Explanation of Responses:

* If the form is filed by more than one reporting person, see Instruction 4(b)(v).
** Intentional misstatements or omissions of facts constitute Federal Criminal Violations. See 18 U.S.C. 1001 and 15 U.S.C. 78ff(a).
(1) The reporting person acquired these securities on March 7, 2017, as consideration for the reporting person's interest as a participant in the management carve-out plan of Essentialis, Inc., which was acquired by the Issuer, through a merger of a wholly-owned subsidiary of Issuer with and into Essentialis on March 7, 2017, pursuant to the Agreement and Plan of Merger dated December 22, 2016, by and among the Issuer, Merger Sub (as defined in the Merger Agreement), Essentialis and the Stockholders Representative (as defined therein) (the "Merger Agreement").
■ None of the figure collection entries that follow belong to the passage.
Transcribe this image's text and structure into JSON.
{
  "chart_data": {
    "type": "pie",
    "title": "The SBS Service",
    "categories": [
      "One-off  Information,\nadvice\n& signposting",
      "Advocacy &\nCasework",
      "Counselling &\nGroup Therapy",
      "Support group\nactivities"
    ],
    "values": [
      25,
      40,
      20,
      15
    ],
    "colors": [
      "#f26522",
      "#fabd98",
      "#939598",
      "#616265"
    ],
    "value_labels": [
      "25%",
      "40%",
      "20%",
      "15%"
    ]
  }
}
(2) Continued from Footnote 1 Under the terms of the Merger Agreement, a portion of the merger consideration was held back as partial recourse to satisfy indemnification claims made by the Issuer under the Merger Agreement, and such shares will be issued to former shareholders of Essentialis, participants in Essentialis' management carve-out plan and other service providers of Essentialis, upon the one-year anniversary of the closing of the Merger (subject to the limitations set forth in the Merger Agreement).
(3) Under the terms of Essentialis' management carve-out plan, the number of shares issuable to carve-out plan participants was determined using the closing price per share of Issuer common stock on March 7, 2017, or $0.68.
(4) One forty-eighth (1/48) of the shares subject to the Option shall vest on the first month anniversary of the Vesting Commencement Date (which is March 7, 2017), and shall continue to vest each month thereafter on the same day of the month as the Vesting Commencement Date (and if there is no corresponding day, on the last day of the month), such that all of the shares subject to the Option will have vested as of the fourth anniversary of the Vesting Commencement Date, subject to Participant continuing to be a Service Provider (as defined in the Plan) through each such date.